Alternatively, you can configure the agent server (KAS) to read the certificate from a custom directory.
Add the following configuration to `/etc/gitlab/gitlab.rb`:

```ruby
gitlab_kas['env'] = {
   'SSL_CERT_DIR' => "/opt/gitlab/embedded/ssl/certs/"
 }
```

To apply the changes:

1. Reconfigure GitLab.

   ```shell
   sudo gitlab-ctl reconfigure
   ```

1. Restart `gitlab-kas`.

   ```shell
   gitlab-ctl restart gitlab-kas
   ```

## Failed to perform vulnerability scan on workload: jobs.batch already exists

```json
{
  "level": "error",
  "time": "2022-06-22T21:03:04.769Z",
  "msg": "Failed to perform vulnerability scan on workload",
  "mod_name": "starboard_vulnerability",
  "error": "running scan job: creating job: jobs.batch \"scan-vulnerabilityreport-b8d497769\" already exists"
}
```

The GitLab agent performs vulnerability scans by creating a job to scan each workload. If a scan
is interrupted, these jobs may be left behind and need to be cleaned up before more jobs can
be run. You can clean up these jobs by running:

```shell
kubectl delete jobs -l app.kubernetes.io/managed-by=starboard -n gitlab-agent
```

[We're working on making the cleanup of these jobs more robust.](https://gitlab.com/gitlab-org/gitlab/-/issues/362016)
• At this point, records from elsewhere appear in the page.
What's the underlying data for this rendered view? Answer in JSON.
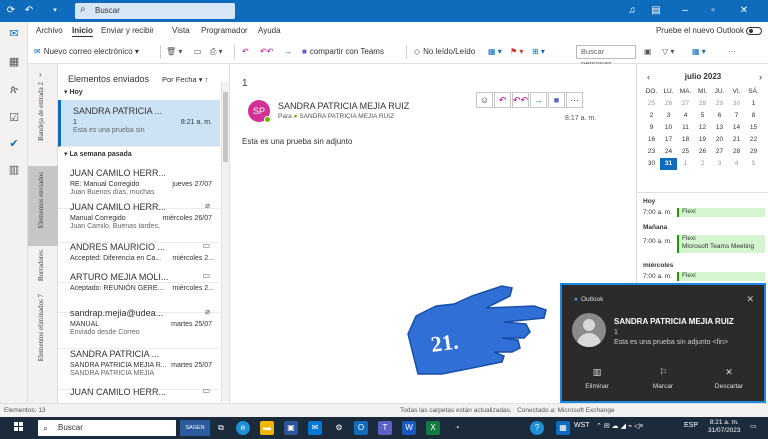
{
  "titlebar": {
    "search_placeholder": "Buscar"
  },
  "menu": {
    "items": [
      "Archivo",
      "Inicio",
      "Enviar y recibir",
      "Vista",
      "Programador",
      "Ayuda"
    ],
    "toggle_label": "Pruebe el nuevo Outlook"
  },
  "ribbon": {
    "new_email": "Nuevo correo electrónico",
    "share_teams": "compartir con Teams",
    "read_unread": "No leído/Leído",
    "search_people": "Buscar personas"
  },
  "folderpane": {
    "labels": [
      "Bandeja de entrada 2",
      "Elementos enviados",
      "Borradores",
      "Elementos eliminados 7"
    ]
  },
  "msglist": {
    "folder_title": "Elementos enviados",
    "sort": "Por Fecha",
    "group_today": "Hoy",
    "group_lastweek": "La semana pasada",
    "messages": [
      {
        "from": "SANDRA PATRICIA ...",
        "subject": "1",
        "preview": "Esta es una prueba sin",
        "date": "8:21 a. m."
      },
      {
        "from": "JUAN CAMILO HERR...",
        "subject": "RE: Manual Corregido",
        "preview": "Juan Buenos días, muchas",
        "date": "jueves 27/07"
      },
      {
        "from": "JUAN CAMILO HERR...",
        "subject": "Manual Corregido",
        "preview": "Juan Camilo, Buenas tardes,",
        "date": "miércoles 26/07"
      },
      {
        "from": "ANDRES MAURICIO ...",
        "subject": "Accepted: Diferencia en Ca...",
        "preview": "",
        "date": "miércoles 2..."
      },
      {
        "from": "ARTURO MEJIA MOLI...",
        "subject": "Aceptado: REUNIÓN GERE...",
        "preview": "",
        "date": "miércoles 2..."
      },
      {
        "from": "sandrap.mejia@udea...",
        "subject": "MANUAL",
        "preview": "Enviado desde Correo",
        "date": "martes 25/07"
      },
      {
        "from": "SANDRA PATRICIA ...",
        "subject": "SANDRA PATRICIA MEJIA R...",
        "preview": "SANDRA PATRICIA MEJIA",
        "date": "martes 25/07"
      },
      {
        "from": "JUAN CAMILO HERR...",
        "subject": "",
        "preview": "",
        "date": ""
      }
    ]
  },
  "reading": {
    "count": "1",
    "avatar_initials": "SP",
    "from": "SANDRA PATRICIA MEJIA RUIZ",
    "to_label": "Para",
    "to": "SANDRA PATRICIA MEJIA RUIZ",
    "time": "8:17 a. m.",
    "body": "Esta es una prueba sin adjunto"
  },
  "calendar": {
    "month": "julio 2023",
    "weekdays": [
      "DO.",
      "LU.",
      "MA.",
      "MI.",
      "JU.",
      "VI.",
      "SÁ."
    ],
    "weeks": [
      [
        "25",
        "26",
        "27",
        "28",
        "29",
        "30",
        "1"
      ],
      [
        "2",
        "3",
        "4",
        "5",
        "6",
        "7",
        "8"
      ],
      [
        "9",
        "10",
        "11",
        "12",
        "13",
        "14",
        "15"
      ],
      [
        "16",
        "17",
        "18",
        "19",
        "20",
        "21",
        "22"
      ],
      [
        "23",
        "24",
        "25",
        "26",
        "27",
        "28",
        "29"
      ],
      [
        "30",
        "31",
        "1",
        "2",
        "3",
        "4",
        "5"
      ]
    ],
    "today_label": "Hoy",
    "tomorrow_label": "Mañana",
    "wednesday_label": "miércoles",
    "event_time": "7:00 a. m.",
    "event_flexi": "Flexi",
    "event_teams": "Microsoft Teams Meeting"
  },
  "statusbar": {
    "items": "Elementos: 13",
    "sync": "Todas las carpetas están actualizadas.",
    "connection": "Conectado a: Microsoft Exchange"
  },
  "toast": {
    "app": "Outlook",
    "sender": "SANDRA PATRICIA MEJIA RUIZ",
    "count": "1",
    "body": "Esta es una prueba sin adjunto  <fin>",
    "btn_delete": "Eliminar",
    "btn_flag": "Marcar",
    "btn_dismiss": "Descartar"
  },
  "overlay": {
    "step_number": "21."
  },
  "taskbar": {
    "search": "Buscar",
    "badge": "SAGEN",
    "tray_label": "WST",
    "lang": "ESP",
    "time": "8:21 a. m.",
    "date": "31/07/2023"
  },
  "colors": {
    "brand": "#0f6cbd",
    "selected": "#cce3f5",
    "toast_border": "#1e88e5",
    "hand": "#2f6fd6"
  }
}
## Parse error during installation

When you install the agent, you might encounter an error that states:

```shell
Error: parse error at (gitlab-agent/templates/observability-secret.yaml:1): unclosed action
```

This error is typically caused by an incompatible version of Helm. To resolve the issue, ensure that you are using a version of Helm [compatible with your version of Kubernetes](index.md#supported-kubernetes-versions-for-gitlab-features).

## `GitLab Agent Server: Unauthorized` error on Dashboard for Kubernetes

An error like `GitLab Agent Server: Unauthorized. Trace ID: <...>`
on the [Dashboard for Kubernetes](../../../ci/environments/kubernetes_dashboard.md) page
might be caused by one of the following:

- The `user_access` entry in the agent configuration file doesn't exist or is wrong.
  To resolve, see [Grant users Kubernetes access](user_access.md).
- There are multiple [`_gitlab_kas` cookies](../../../administration/clusters/kas.md#kubernetes-api-proxy-cookie)
  in the browser and sent to KAS. The most likely cause is multiple GitLab instances hosted
  on the same site.

  For example, `gitlab.com` set a `_gitlab_kas` cookie targeted for `kas.gitlab.com`,
  but the cookie is also sent to `kas.staging.gitlab.com`, which causes the error on `staging.gitlab.com`.

  To temporarily resolve, delete the `_gitlab_kas` cookie for `gitlab.com` from the browser cookie store.
  [Issue 418998](https://gitlab.com/gitlab-org/gitlab/-/issues/418998) proposes a fix for this known issue.
- GitLab and KAS run on different sites. For example, GitLab on `gitlab.example.com` and KAS on `kas.example.com`.
  GitLab does not support this use case. For details, see [issue 416436](https://gitlab.com/gitlab-org/gitlab/-/issues/416436).

## Agent version mismatch

In GitLab, on the **Agent** tab of the Kubernetes clusters page, you might see
a warning that says `Agent version mismatch: The agent versions do not match each other across your cluster's pods.`

This warning might be caused by an older version of the agent being cached by the agent server for Kubernetes (`kas`).
Because `kas` periodically deletes outdated agent versions, you should wait at least 20 minutes for the agent
and GitLab to reconcile.

If the warning persists, update the agent installed on your cluster.